# What's Going To Happen in Iraq When the US Pulls Out?



## Marauder06 (Dec 7, 2011)

"We really don't know."

http://worldnews.msnbc.msn.com/_new...ity-we-really-dont-know-whats-going-to-happen




> WASHINGTON – "We really don't know what's going to happen" with security in Iraq after the U.S. forces leave, a senior U.S. military officer said from Baghdad Wednesday morning.
> When asked whether the Iraqi Security Forces can keep violence under control after American forces leave the country, Lt. Gen. Frank Helmick, Deputy Commanding General of U.S. Forces-Iraq, said Wednesday that the U.S. military just does not know.


----------



## Diamondback 2/2 (Dec 7, 2011)

Civil unrest, followed by governmental oppression, followed by dictatorship, coupled with heavy Iranian influence.


----------



## HoosierAnnie (Dec 7, 2011)

It's up for grabs, but if anyone's interested in a good book with fictional speculation about the last unit left to guard our hard assets that we don't wanna turn over to the "good" citizens, try John Ringo's "The Last Centurian"


----------



## Manolito (Dec 7, 2011)

Mara I am interested. Help this dull knife out a little. When we went there we told the people of the US why we were going and that it was a cause worth sacraficing our young best and brightest. We accomplished that mission so why would we care what takes place? I am not sold on the idea our constitution will work when combined with a muslim religion. I am asking this because I know how I would accept them coming to the US throwing out our government and telling us how to live with the quran. I am sure those in AStan or Iraq feel the same way. How do I look a Iraqi in the eye and explain how harry Reid and Nancy Pelossi are what they should aspire to be.
My belief how each of you conducted yourselves in country is the only thing that will make a difference socially in those countries. Living in a mud hut and watching a movie about the US and cars and individual houses and flushing toilets will bring about change when the women are fed up with these Muslim men. Look at the Phillipines guy use to bring over those young girls and make them serve them like a slave/ today they come over and get westernized very quickly.
I hope the go back to quran rule no ambition to improve and live out their lives in a mud hut chasing little boys.
Bill


----------



## Brill (Dec 7, 2011)

The Iraqi people, Sunni, Shia, and Kurds, will be able to decide for themselves.


----------



## Manolito (Dec 7, 2011)

I want to add no servicemember is responsible for what happens after they leave North Korea is not a result of good or bad servicemembers. VN is not because we did a bad job and AStan and Iraq wqill be what ever they are and it is not a guilt to be carried by any servicemember.
Bill


----------



## pardus (Dec 7, 2011)

Iran is going to be a big player in post USA Iraq. The big question in my mind is the Iraqi oil, what is going to happen to it and whatever it is (prices going up, oil stops flowing etc... ) can we stand back and allow that to happen or will we have to go back into Iraq and re-secure it?


----------



## LogCinco (Jan 27, 2012)

A little late to the discussion, but worth 2 cents...  Pardus is spot on, I am thinking "follow the money."  If there is money to be made, there will be someone willing to sell the guns.  The question should really be about whether we are able to maintain the Security Cooperation agreement with the post-US-assisted government.  Methinks.


----------



## Scotth (Feb 1, 2012)

I think the Saudi's will try to counter the influence of the Iranian's as much as they can.  The Saudi's will support the Sunni's and Iran will support the Shia.  I would bet 2-1 right now it will eventually lead to a full blown civil war to control the oil money.  I believe the Saudi's will do what ever is necessary to prevent Iran from taking full proxy control of the country.  The last thing the Saudi's want is Iran sitting on their door step.
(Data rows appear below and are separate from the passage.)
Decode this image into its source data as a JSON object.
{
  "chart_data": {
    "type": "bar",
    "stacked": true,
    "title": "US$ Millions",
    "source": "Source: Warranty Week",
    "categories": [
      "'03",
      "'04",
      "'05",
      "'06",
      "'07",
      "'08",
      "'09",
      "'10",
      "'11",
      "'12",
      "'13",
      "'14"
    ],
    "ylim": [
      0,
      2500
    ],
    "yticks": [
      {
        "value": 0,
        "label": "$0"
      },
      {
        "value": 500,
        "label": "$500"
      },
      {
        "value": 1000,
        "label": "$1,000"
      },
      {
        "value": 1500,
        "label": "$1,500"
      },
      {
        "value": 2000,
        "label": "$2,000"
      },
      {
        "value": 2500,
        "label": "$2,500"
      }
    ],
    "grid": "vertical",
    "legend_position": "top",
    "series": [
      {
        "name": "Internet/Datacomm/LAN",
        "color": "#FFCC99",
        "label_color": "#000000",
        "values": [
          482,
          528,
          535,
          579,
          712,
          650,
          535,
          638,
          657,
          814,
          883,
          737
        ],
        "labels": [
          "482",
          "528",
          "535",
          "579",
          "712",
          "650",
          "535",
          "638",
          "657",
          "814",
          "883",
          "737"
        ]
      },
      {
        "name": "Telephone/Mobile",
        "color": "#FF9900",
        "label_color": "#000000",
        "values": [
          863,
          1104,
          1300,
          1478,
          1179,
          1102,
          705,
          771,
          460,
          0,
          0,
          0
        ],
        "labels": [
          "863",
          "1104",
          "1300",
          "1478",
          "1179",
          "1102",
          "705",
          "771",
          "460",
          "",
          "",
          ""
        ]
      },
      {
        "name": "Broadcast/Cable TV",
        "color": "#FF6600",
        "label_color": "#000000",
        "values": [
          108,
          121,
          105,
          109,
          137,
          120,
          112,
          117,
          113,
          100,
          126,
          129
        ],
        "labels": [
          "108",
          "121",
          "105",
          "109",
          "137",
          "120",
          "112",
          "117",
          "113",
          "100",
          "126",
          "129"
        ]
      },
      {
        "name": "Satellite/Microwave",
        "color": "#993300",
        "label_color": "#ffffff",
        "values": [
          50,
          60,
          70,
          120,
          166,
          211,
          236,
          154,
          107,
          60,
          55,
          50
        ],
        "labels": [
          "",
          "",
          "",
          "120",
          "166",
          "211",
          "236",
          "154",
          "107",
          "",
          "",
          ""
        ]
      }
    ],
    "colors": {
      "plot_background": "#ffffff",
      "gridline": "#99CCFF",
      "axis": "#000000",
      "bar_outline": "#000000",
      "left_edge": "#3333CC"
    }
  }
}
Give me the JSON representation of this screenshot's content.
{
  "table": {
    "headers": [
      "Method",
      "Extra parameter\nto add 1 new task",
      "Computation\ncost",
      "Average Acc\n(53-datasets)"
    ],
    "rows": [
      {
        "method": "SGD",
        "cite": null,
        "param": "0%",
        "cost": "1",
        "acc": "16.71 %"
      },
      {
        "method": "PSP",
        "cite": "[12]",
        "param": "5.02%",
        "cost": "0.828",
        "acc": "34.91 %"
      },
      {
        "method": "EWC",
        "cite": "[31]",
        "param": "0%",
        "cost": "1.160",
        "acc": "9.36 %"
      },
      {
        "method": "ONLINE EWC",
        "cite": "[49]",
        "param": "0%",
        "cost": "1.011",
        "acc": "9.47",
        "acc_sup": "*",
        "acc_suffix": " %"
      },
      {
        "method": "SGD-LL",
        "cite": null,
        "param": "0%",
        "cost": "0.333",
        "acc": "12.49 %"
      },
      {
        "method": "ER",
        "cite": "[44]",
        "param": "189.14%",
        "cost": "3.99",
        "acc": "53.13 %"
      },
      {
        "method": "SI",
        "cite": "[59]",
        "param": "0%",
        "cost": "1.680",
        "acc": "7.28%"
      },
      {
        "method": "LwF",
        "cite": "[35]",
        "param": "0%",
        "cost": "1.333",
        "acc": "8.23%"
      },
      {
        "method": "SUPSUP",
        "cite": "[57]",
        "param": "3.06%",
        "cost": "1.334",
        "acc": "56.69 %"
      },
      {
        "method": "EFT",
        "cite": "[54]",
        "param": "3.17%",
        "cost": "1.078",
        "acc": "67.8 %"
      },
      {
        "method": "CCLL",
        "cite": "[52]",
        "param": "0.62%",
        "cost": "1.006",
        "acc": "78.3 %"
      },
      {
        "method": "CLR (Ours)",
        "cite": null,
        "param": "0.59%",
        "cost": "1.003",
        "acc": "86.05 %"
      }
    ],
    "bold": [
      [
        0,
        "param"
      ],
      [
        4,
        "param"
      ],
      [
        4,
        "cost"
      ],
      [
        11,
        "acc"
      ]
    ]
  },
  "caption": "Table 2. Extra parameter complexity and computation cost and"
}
We will support the Saudi's giving them what ever they want but the Saudi's will have to do the heavy lifting trying to influence the outcome of our departure from Iraq.


----------



## tigerstr (Feb 1, 2012)

Scotth said:


> I think the Saudi's will try to counter the influence of the Iranian's as much as they can. The Saudi's will support the Sunni's and Iran will support the Shia. I would bet 2-1 right now it will eventually lead to a *full blown civil war* to control the oil money. I believe the Saudi's will do what ever is necessary to prevent Iran from taking full proxy control of the country. The last thing the Saudi's want is Iran sitting on their door step.
> 
> We will support the Saudi's giving them what ever they want but the Saudi's will have to do the heavy lifting trying to influence the outcome of our departure from Iraq.


 
Agree, but  would go for the three-way split scenario where Kurds at the North also try to go their own way, much to the dislike of Turkey.


----------